I remember going to a car salvage yard with Roger in the eighties. I was focused on whatever part my car needed, while Roger was darting about looking and tapping things lightly with his long reach, within and without, his eyes lighting up at the myriad prospects of half-dismantled cars and their viscera spread about on the ground, getting the antennae focused and spotting the future territory. 

His assemblage of instruments is a delight. The reader slips into the pleasure of using what others have discarded, finding the multiple musics of rubbish, chains, forks, bicycle bells, saucepan lids etc, slipping the unpitched into the pitch of manufactured instruments, 'playing inside the detail of the music'. I like that phrase for its sudden insight into the way percussion works with voice, other instruments, or melody, as if an inner voice were coming through, one that could bring flurries of electricity, send a light shock through what's there, or give an interlude of nearly pure interiority.

There's an episode late in the book, the last piece in the inventory, on the subject of the charms of paper and the like, one of the most ubiquitous forms of rubbish we create. Roger and a saxophonist were on their way by ferry and car to a concert in Brussels, when they were stopped by border police and Roger was asked, on a bright windy day, to empty his drum case, which contained 

...  masses of different kinds of paper of different lengths, colours and qualities. There were crumpled foils in silver and gold, and rectangles of silver paper, mirror-like, a dozen or more different kinds of poly-bags, with supermarket and specialist shop labels in various languages, winking at us all, some filled with polystyrene packing-beans blowing around, escaping into the air, gift-wrappers scrunched or rolled ... The paper was performing, blowing up in festoons of waves and the poly-bags filling with air, swirling and trying to get airborne ... The two policemen stood staring at the action. What was going on? ... We are musicians playing a concert tomorrow at the Palais des Beaux Arts in Brussels,' we declared, 'This is all percussion, I added, waving my arm around generously to include the fields and trees. 'Just listen...'



Monday, 6 November 2023

The right moment to read Adalbert Stifter

Back from London, ill in bed, of all the books I bought I chose Adalbert Stifter, Motley Stones, in order to occupy on the page what I could not occupy outside.
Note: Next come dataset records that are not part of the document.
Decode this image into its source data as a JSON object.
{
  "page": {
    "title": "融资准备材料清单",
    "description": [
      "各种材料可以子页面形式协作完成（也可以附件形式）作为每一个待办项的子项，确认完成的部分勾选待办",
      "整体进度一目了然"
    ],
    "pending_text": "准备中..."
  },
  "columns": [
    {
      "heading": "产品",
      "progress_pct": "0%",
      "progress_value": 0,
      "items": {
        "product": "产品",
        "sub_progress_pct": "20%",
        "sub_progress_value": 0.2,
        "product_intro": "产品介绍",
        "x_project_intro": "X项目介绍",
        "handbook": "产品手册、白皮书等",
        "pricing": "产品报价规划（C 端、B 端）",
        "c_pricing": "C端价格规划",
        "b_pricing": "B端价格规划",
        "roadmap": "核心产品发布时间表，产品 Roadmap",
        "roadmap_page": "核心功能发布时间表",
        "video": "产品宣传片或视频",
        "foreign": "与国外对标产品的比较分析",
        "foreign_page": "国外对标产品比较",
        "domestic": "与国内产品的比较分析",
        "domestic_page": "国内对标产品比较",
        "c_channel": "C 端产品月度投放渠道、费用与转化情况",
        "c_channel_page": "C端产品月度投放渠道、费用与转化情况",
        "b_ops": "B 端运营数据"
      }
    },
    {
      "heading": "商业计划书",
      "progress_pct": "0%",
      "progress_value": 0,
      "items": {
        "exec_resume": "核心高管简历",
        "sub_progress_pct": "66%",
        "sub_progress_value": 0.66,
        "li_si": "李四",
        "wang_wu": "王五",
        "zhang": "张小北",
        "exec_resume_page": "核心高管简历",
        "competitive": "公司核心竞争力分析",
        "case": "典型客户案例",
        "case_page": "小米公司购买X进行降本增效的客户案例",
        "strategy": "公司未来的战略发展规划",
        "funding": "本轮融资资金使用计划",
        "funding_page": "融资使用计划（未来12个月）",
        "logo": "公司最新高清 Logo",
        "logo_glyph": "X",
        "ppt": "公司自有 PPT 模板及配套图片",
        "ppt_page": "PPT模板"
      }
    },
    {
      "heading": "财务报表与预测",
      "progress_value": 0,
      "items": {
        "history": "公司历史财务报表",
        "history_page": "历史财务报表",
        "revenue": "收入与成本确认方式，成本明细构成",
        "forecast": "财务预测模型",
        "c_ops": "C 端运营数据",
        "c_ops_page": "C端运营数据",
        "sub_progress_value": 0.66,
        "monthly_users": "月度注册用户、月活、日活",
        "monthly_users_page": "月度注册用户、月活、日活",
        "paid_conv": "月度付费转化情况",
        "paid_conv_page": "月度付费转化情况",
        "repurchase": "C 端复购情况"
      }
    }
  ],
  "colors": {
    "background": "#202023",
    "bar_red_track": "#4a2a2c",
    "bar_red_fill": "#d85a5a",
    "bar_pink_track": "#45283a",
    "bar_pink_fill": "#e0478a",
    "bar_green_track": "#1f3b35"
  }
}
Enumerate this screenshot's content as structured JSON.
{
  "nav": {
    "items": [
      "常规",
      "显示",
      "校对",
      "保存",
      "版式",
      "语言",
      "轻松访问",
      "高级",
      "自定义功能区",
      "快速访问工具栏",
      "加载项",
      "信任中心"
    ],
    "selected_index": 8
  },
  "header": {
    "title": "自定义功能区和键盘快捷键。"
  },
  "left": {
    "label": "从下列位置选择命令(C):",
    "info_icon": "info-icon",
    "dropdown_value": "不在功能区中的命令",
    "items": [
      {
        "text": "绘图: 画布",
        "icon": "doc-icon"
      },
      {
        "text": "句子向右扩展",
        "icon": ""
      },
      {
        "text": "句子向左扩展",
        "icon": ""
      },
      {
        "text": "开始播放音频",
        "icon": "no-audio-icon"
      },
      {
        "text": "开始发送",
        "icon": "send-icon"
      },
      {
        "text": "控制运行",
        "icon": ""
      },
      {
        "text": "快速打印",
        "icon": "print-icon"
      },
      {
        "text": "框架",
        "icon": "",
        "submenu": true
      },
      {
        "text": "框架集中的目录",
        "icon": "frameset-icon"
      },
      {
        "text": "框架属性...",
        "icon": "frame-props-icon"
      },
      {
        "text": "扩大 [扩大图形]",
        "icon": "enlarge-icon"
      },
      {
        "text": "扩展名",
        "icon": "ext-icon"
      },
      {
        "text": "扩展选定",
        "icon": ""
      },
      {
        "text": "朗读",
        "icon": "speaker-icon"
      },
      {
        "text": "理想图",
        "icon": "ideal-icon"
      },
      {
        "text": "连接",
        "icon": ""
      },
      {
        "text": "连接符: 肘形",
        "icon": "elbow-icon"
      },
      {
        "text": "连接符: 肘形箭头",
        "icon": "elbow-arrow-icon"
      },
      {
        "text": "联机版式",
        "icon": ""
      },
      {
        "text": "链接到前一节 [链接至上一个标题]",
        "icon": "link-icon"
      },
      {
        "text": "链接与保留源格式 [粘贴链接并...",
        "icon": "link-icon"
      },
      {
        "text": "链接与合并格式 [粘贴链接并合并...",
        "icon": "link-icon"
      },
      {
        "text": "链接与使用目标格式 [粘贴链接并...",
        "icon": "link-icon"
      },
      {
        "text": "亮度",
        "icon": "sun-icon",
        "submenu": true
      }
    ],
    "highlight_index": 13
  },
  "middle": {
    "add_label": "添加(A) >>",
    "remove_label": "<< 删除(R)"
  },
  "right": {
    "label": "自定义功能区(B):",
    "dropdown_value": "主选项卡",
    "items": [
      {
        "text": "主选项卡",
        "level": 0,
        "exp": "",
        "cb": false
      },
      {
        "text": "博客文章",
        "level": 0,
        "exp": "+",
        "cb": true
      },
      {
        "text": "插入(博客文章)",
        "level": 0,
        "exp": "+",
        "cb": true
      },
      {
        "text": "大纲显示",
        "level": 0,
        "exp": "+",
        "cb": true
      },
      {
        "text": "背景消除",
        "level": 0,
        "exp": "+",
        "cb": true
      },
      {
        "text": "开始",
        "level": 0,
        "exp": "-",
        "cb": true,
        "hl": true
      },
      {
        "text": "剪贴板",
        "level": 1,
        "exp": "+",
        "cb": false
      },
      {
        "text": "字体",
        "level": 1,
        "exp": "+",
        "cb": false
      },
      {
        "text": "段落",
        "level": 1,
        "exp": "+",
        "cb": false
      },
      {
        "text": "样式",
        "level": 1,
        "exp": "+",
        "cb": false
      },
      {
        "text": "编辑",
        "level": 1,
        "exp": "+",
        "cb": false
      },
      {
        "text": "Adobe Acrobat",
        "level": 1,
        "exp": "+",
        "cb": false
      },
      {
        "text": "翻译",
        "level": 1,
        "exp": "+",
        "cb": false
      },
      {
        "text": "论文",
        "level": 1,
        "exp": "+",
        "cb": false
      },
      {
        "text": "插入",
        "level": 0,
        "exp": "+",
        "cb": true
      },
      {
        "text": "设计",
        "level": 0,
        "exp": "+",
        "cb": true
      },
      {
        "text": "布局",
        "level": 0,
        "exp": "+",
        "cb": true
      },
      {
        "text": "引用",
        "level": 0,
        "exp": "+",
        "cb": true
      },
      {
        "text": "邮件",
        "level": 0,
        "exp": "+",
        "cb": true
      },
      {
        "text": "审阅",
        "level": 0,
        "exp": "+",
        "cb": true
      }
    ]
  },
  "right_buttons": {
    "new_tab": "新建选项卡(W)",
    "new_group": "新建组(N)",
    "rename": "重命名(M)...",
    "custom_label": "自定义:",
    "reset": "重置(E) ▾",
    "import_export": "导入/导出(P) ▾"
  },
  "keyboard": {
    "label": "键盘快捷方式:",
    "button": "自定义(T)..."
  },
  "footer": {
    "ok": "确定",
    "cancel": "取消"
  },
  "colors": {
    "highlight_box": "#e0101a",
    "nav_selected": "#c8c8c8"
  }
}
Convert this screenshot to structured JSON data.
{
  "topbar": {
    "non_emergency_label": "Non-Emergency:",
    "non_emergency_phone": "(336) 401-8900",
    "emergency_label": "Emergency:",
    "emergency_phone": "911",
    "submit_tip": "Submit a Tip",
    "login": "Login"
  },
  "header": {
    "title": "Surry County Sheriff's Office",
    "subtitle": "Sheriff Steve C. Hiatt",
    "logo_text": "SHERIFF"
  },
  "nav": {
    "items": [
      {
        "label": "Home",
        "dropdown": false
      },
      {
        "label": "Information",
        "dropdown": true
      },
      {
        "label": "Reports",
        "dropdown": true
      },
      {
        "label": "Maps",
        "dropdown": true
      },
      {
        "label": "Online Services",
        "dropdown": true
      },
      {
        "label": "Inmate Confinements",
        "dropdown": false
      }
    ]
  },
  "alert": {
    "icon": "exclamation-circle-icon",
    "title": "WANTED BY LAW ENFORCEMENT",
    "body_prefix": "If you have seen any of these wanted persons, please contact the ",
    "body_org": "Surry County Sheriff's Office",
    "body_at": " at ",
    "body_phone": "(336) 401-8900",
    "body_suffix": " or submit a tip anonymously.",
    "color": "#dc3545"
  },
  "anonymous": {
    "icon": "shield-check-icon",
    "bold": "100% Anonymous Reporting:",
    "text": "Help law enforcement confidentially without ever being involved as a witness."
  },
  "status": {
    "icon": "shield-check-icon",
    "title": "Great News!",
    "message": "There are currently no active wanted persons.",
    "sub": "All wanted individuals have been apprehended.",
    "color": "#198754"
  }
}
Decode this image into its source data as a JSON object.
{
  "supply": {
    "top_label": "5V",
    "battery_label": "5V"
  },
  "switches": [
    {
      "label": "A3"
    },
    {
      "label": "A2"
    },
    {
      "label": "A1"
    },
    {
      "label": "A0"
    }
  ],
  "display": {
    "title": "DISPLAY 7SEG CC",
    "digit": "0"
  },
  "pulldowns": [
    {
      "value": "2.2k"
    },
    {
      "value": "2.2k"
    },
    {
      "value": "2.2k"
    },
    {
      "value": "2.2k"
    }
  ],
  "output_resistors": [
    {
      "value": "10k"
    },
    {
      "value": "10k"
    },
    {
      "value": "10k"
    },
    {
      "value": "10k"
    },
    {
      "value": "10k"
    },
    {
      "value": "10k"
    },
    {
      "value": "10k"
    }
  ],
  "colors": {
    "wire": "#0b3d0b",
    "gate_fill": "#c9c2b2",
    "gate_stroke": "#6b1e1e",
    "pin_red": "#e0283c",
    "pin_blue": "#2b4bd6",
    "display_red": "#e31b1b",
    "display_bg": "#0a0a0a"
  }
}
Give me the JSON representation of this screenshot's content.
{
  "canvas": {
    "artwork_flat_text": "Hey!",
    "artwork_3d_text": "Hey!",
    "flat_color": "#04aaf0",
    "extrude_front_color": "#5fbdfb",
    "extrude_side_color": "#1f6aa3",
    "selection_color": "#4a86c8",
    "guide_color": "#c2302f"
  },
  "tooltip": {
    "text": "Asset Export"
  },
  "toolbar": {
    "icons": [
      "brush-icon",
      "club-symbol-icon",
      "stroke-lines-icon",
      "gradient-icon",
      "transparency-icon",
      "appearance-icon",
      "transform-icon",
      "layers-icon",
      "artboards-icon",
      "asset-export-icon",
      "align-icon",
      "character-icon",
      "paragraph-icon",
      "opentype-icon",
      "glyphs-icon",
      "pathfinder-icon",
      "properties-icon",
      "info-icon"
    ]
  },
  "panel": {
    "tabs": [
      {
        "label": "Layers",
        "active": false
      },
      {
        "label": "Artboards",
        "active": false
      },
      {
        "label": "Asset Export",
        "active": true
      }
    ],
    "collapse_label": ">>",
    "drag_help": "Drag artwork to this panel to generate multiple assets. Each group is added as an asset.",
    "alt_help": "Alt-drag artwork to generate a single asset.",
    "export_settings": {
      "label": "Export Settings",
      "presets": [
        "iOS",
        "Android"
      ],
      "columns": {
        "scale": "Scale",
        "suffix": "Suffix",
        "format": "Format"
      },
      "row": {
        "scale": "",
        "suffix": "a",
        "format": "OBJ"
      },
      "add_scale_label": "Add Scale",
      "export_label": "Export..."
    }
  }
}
I read it in two or three days and then read it again, the fixity of the view outside my window expanded into Stifter's scrupulously described landscapes in 19th century Austria, one pulsing after another, along with snowstorms, hailstorms, fires and floods. 

The stories are embedded in the landscape, people are participants in their landscape, their work is elemental, they are shoemakers, dyers, tanners, fullers, they grow food and keep bees, they walk everywhere, know their rocks and their mountains, which streams overflow in a storm. Principal characters often show halfway through the story, or later, as dark interruptions to the Biedermeier charms of the narrators and their families, hairline cracks that turn into full-blown disaster.

Stifter doesn't like commas, nouns run along the rill of the line as if their togetherness matters more than their particularity. He repeats himself often, as if addressing children. Maybe this is comforting to the reduced reader. And peaceful. All is as it should be in the burgeoning bourgeois world, in the manor house, the castle and the trades folk's comfortable houses. At the same time all is not all right. In almost every story there are stranded, shy, reclusive stray folk who cross these lives and send shivers through them. In Stifter's life too, there are dark corners, we assume, a large unhappy man who lived too well after early writing success, who did not achieve anything like the gemütlich family life he often described, and cut his own throat with a razor.